Sekolah Islam sendiri biasanya dianggap sebagai sekolah modern, tidak seperti pesantren tradisional yang dikelola oleh Kementerian Agama. Sekolah Islam sebagian besar mengikuti sistem dan kurikulum sekolah pemerintah dan berada di bawah kewenangan Kementerian Pendidikan dan Kebudayaan. Karena banyak siswa dari keluarga kelas menengah bersekolah di Sekolah Islam, sekolah-sekolah ini sering dianggap sebagai sekolah Islam elit. Dalam hal religiusitas, banyak Sekolah Islam dipengaruhi oleh ide-ide transnasional Islam, yang kebanyakan Salafisme.
Refleksi
Dinamika interaksi antara agama, politik, dan pendidikan di Indonesia saat ini bersifat kompleks. Sekolah Islam di berbagai tingkatan menunjukkan adanya karakteristik Salafisme, penyebaran pesan-pesan Islamis, dan pembinaan generasi Muslim masa depan untuk menyebarkan ide-ide mereka, menerapkan hukum Islam, dan membangun masyarakat Islam yang ideal. Sementara itu, Muslim kelas menengah perkotaan yang mapan secara ekonomi, menghadapi masalah dalam aspek sosial-budaya dari identitas mereka. Singkatnya, status sosial ekonomi mereka telah meningkat tetapi kesejahteraan mereka terancam.

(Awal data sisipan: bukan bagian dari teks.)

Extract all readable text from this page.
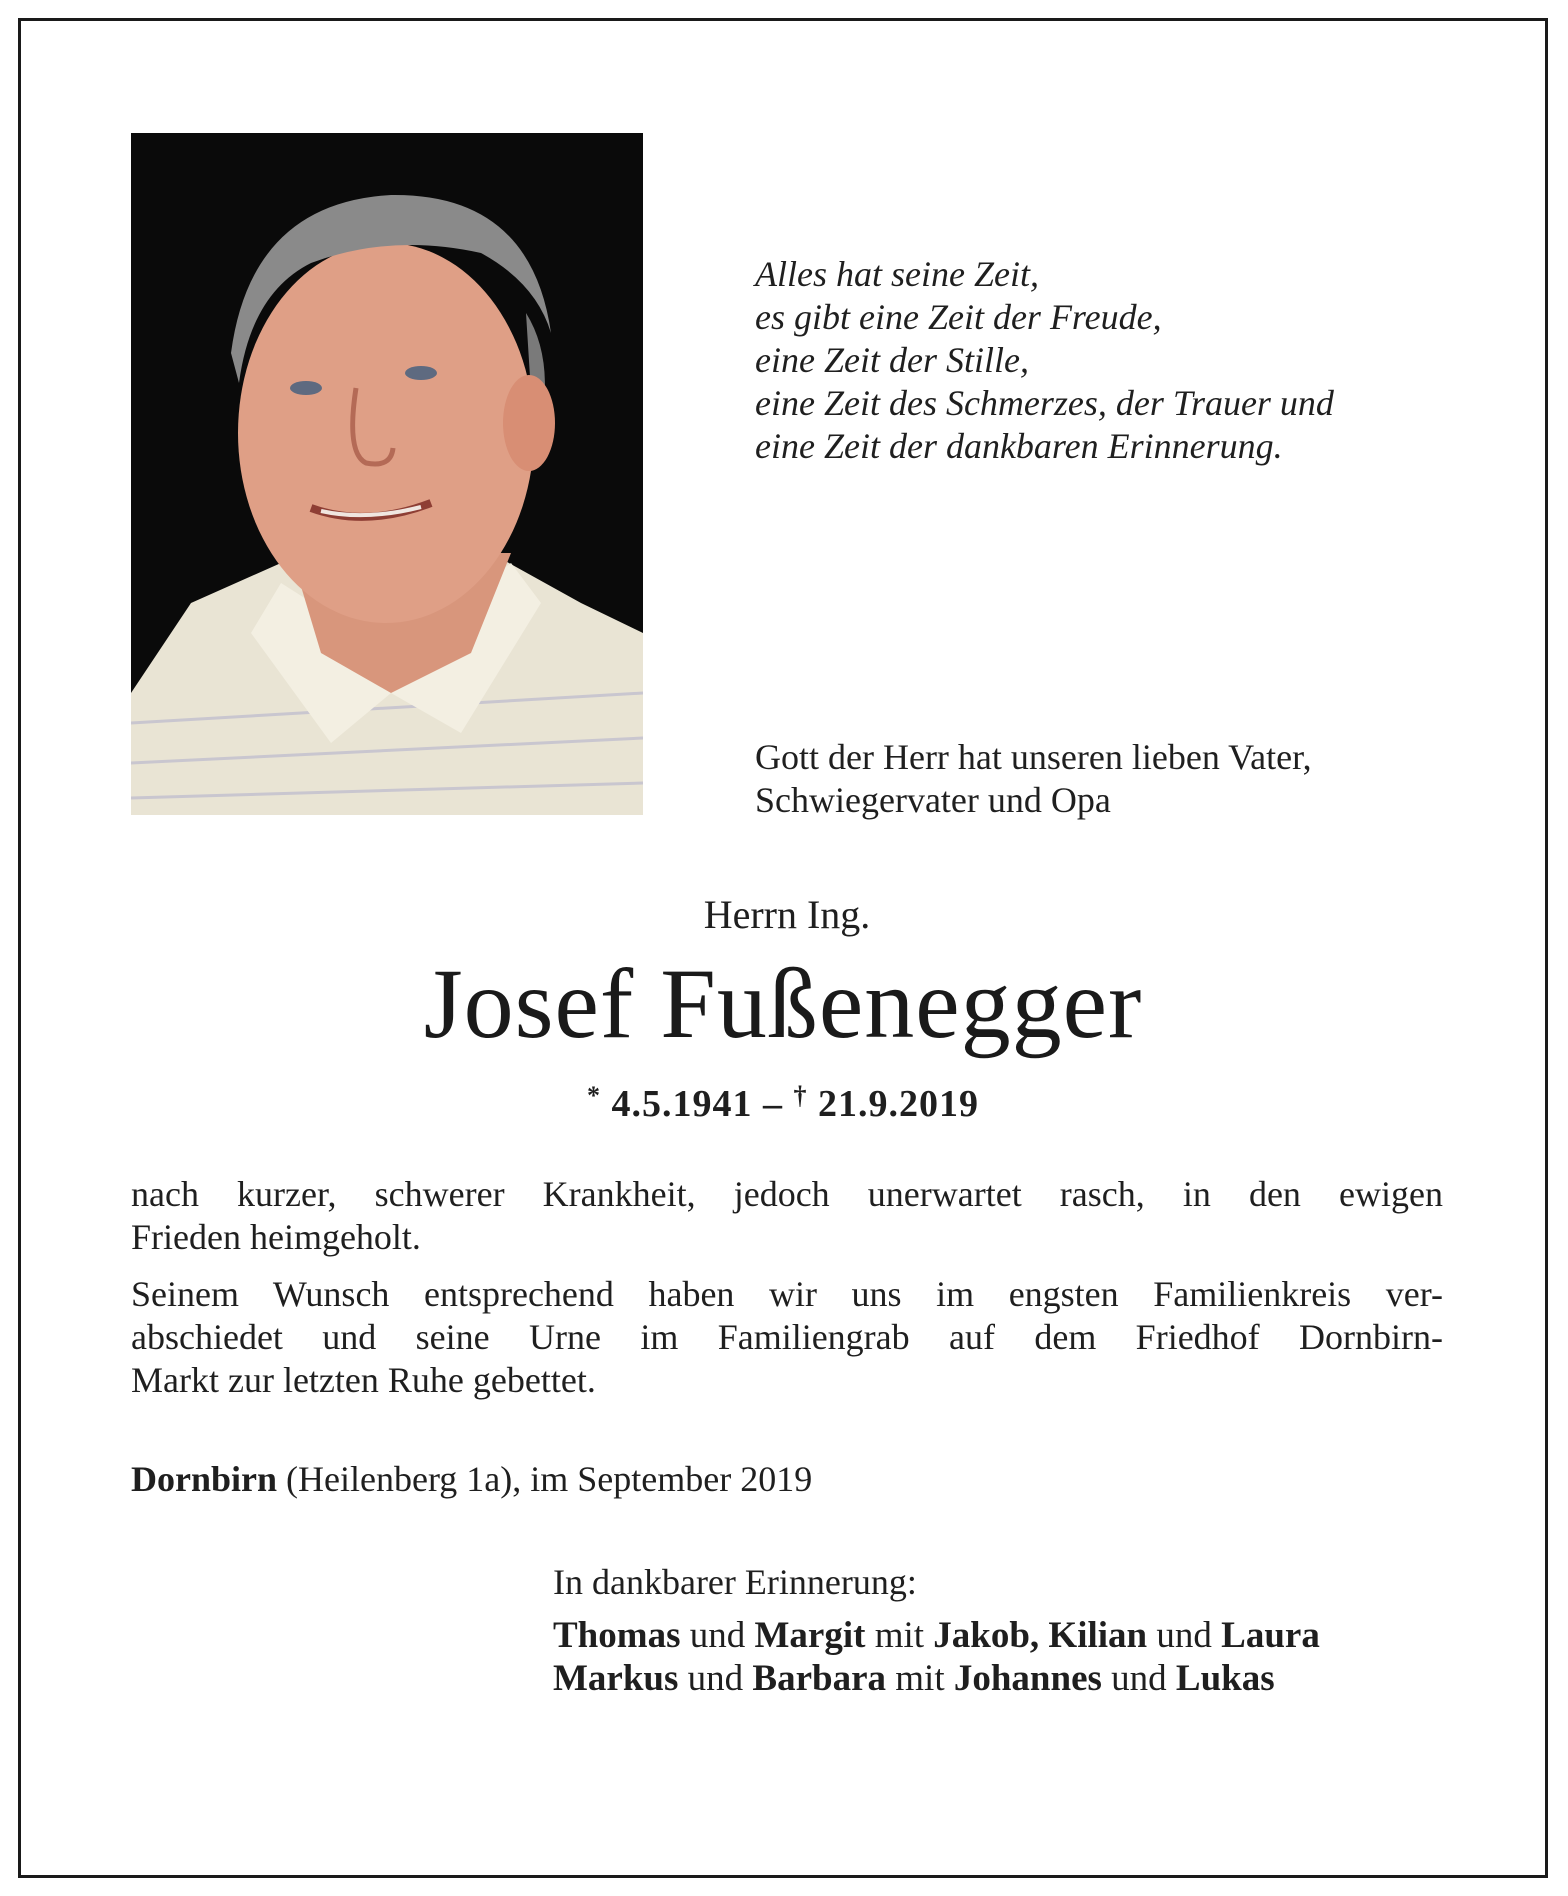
Alles hat seine Zeit,
es gibt eine Zeit der Freude,
eine Zeit der Stille,
eine Zeit des Schmerzes, der Trauer und
eine Zeit der dankbaren Erinnerung.
Gott der Herr hat unseren lieben Vater,
Schwiegervater und Opa
Herrn Ing.
Josef Fußenegger
* 4.5.1941 – † 21.9.2019
nach kurzer, schwerer Krankheit, jedoch unerwartet rasch, in den ewigen
Frieden heimgeholt.
Seinem Wunsch entsprechend haben wir uns im engsten Familienkreis ver-
abschiedet und seine Urne im Familiengrab auf dem Friedhof Dornbirn-
Markt zur letzten Ruhe gebettet.
Dornbirn (Heilenberg 1a), im September 2019
In dankbarer Erinnerung:
Thomas und Margit mit Jakob, Kilian und Laura
Markus und Barbara mit Johannes und Lukas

Khawatir akan hilangnya identitas mereka, kelompok-kelompok Muslim yang baru dilahirkan kembali ini menjadikan agama sebagai dasar pengalaman komunal mereka. Bagi mereka, agama menawarkan rasa aman di dunia dan akhirat. Agama dapat menjadi tempat bagi orang untuk mengikat diri ke komunitas mereka dan karena itu menjadi bagian dari identitas mereka.
Sekolah Islam modern dipandang sebagai tempat perlindungan karena mereka menawarkan pendefinisian Islam yang “sesungguhnya” untuk menjadi seorang Muslim sejati. Kelompok-kelompok Muslim ini, menurut Dale Eickelman dan James Piscatori, jelas memainkan peran mereka dalam politik Muslim modern, yang melibatkan persaingan atas interpretasi simbol dan kontrol lembaga formal dan informal yang memproduksi dan mempertahankannya (Eickelman & Piscatori 1996, 5).
Pencarian Muslim kelas menengah perkotaan terhadap identitas keislaman yang “sesungguhnya” telah menempatkan Islam ke dalam kehidupan budaya, sosial, politik, dan ekonomi mereka. Muslim kelas menengah perkotaan terus berupaya mengejar, mengklaim, dan mempromosikan pemahaman agama dan identitas Islam mereka. Sekarang, kelompok-kelompok yang didasarkan pada identitas keagamaan komunal ini telah mengumpulkan kekuatan dan menghadirkan tantangan budaya-politik dalam politik nasional dan lokal, terutama dalam pemilihan umum, pembangunan ekonomi dan masyarakat, urusan agama, dan pendidikan. Upaya negara dalam homogenisasi komunitas telah membantu membangkitkan perjuangan rakyat dengan politik identitas, khususnya dalam hal identitas keislaman. Di dan melalui Sekolah Islam inilah kelompok-kelompok Muslim ini telah memainkan peran penting dalam memperkuat politik identitas keislaman di Indonesia.